Pooja Khatri, Sharon D Yeatts, Mikael Mazighi, Joseph P Broderick, David S Liebeskind, Andrew M Demchuk, Pierre Amarenco, Janice Carrozzella, Judith Spilker, Lydia D Foster, Mayank Goyal, Michael D Hill, Yuko Y Palesch, Edward C Jauch, E Clarke Haley, Achala Vagal, Thomas A Tomsick, IMS III Trialists, Pooja Khatri, Sharon D Yeatts, Mikael Mazighi, Joseph P Broderick, David S Liebeskind, Andrew M Demchuk, Pierre Amarenco, Janice Carrozzella, Judith Spilker, Lydia D Foster, Mayank Goyal, Michael D Hill, Yuko Y Palesch, Edward C Jauch, E Clarke Haley, Achala Vagal, Thomas A Tomsick, IMS III Trialists

Abstract

Background: The IMS III trial did not show a clinical benefit of endovascular treatment compared with intravenous alteplase (recombinant tissue plasminogen activator) alone for moderate or severe ischaemic strokes. Late reperfusion of tissue that was no longer salvageable could be one explanation, as suggested by previous exploratory studies that showed an association between time to reperfusion and good clinical outcome. We sought to validate this association in a preplanned analysis of data from the IMS III trial.

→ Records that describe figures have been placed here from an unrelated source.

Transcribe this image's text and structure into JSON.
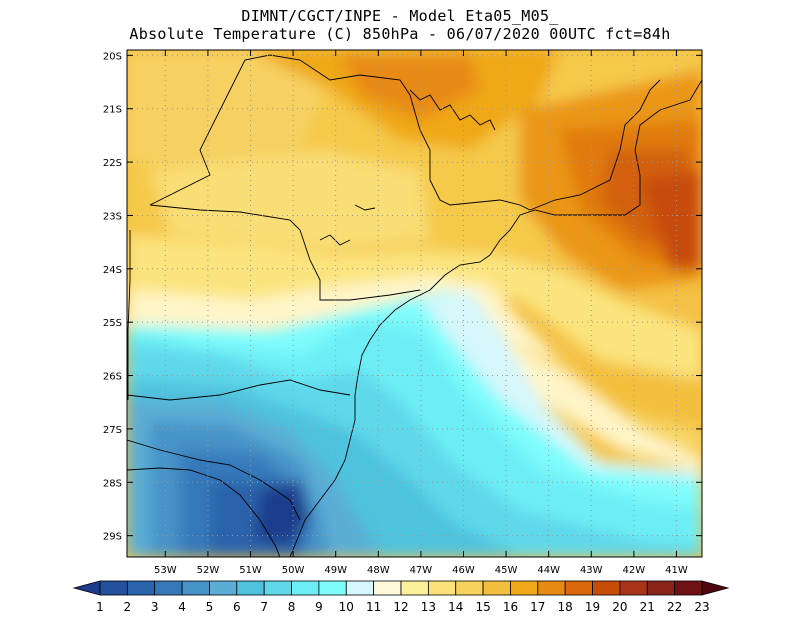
{
  "header": {
    "line1": "DIMNT/CGCT/INPE -  Model Eta05_M05_",
    "line2": "Absolute Temperature (C) 850hPa -  06/07/2020 00UTC fct=84h"
  },
  "map": {
    "lon_range": [
      -53.9,
      -40.4
    ],
    "lat_range": [
      -29.4,
      -19.9
    ],
    "lon_ticks": [
      {
        "value": -53,
        "label": "53W"
      },
      {
        "value": -52,
        "label": "52W"
      },
      {
        "value": -51,
        "label": "51W"
      },
      {
        "value": -50,
        "label": "50W"
      },
      {
        "value": -49,
        "label": "49W"
      },
      {
        "value": -48,
        "label": "48W"
      },
      {
        "value": -47,
        "label": "47W"
      },
      {
        "value": -46,
        "label": "46W"
      },
      {
        "value": -45,
        "label": "45W"
      },
      {
        "value": -44,
        "label": "44W"
      },
      {
        "value": -43,
        "label": "43W"
      },
      {
        "value": -42,
        "label": "42W"
      },
      {
        "value": -41,
        "label": "41W"
      }
    ],
    "lat_ticks": [
      {
        "value": -20,
        "label": "20S"
      },
      {
        "value": -21,
        "label": "21S"
      },
      {
        "value": -22,
        "label": "22S"
      },
      {
        "value": -23,
        "label": "23S"
      },
      {
        "value": -24,
        "label": "24S"
      },
      {
        "value": -25,
        "label": "25S"
      },
      {
        "value": -26,
        "label": "26S"
      },
      {
        "value": -27,
        "label": "27S"
      },
      {
        "value": -28,
        "label": "28S"
      },
      {
        "value": -29,
        "label": "29S"
      }
    ],
    "grid": "dotted"
  },
  "colorbar": {
    "labels": [
      "1",
      "2",
      "3",
      "4",
      "5",
      "6",
      "7",
      "8",
      "9",
      "10",
      "11",
      "12",
      "13",
      "14",
      "15",
      "16",
      "17",
      "18",
      "19",
      "20",
      "21",
      "22",
      "23"
    ],
    "colors": [
      "#1e3c8c",
      "#24519c",
      "#2a64ac",
      "#3579bb",
      "#4793c8",
      "#5aaed6",
      "#4ec3de",
      "#5ed8ea",
      "#6deef6",
      "#7efcfc",
      "#d6f7fb",
      "#fff9dc",
      "#fdf09a",
      "#fbe178",
      "#f6d15c",
      "#f3bf3e",
      "#f0a818",
      "#e88a12",
      "#dc680c",
      "#c84c08",
      "#a8341a",
      "#8a2418",
      "#6e1216",
      "#50060e"
    ]
  }
}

Methods: We used data for patients with complete proximal arterial occlusions in the anterior circulation who received endovascular treatment and achieved angiographic reperfusion (score on Thrombolysis in Cerebral Infarction scale of grade 2-3) during the endovascular procedure (within 7 h of symptom onset). We used logistic regression to model good clinical outcome (defined as a modified Rankin Scale score of 0-2 at 3 months) as a function of the time to reperfusion. We prespecified variables to be considered for adjustment, including age, baseline National Institutes of Health Stroke Scale score, sex, and baseline blood glucose concentration.

Findings: Of 240 patients who were otherwise eligible for inclusion in our analysis, 182 (76%) achieved angiographic reperfusion. Mean time from symptom onset to reperfusion (ie, procedure end) was 325 min (SD 52). Increased time to reperfusion was associated with a decreased likelihood of good clinical outcome (unadjusted relative risk for every 30-min delay 0·85 [95% CI 0·77-0·94]; adjusted relative risk 0·88 [0·80-0·98]).

Interpretation: Delays in time to angiographic reperfusion lead to a decreased likelihood of good clinical outcome in patients after moderate to severe stroke. Rapid reperfusion could be crucial for the success of future acute endovascular trials.

Funding: US National Institutes of Health and National Institute of Neurological Disorders and Stroke.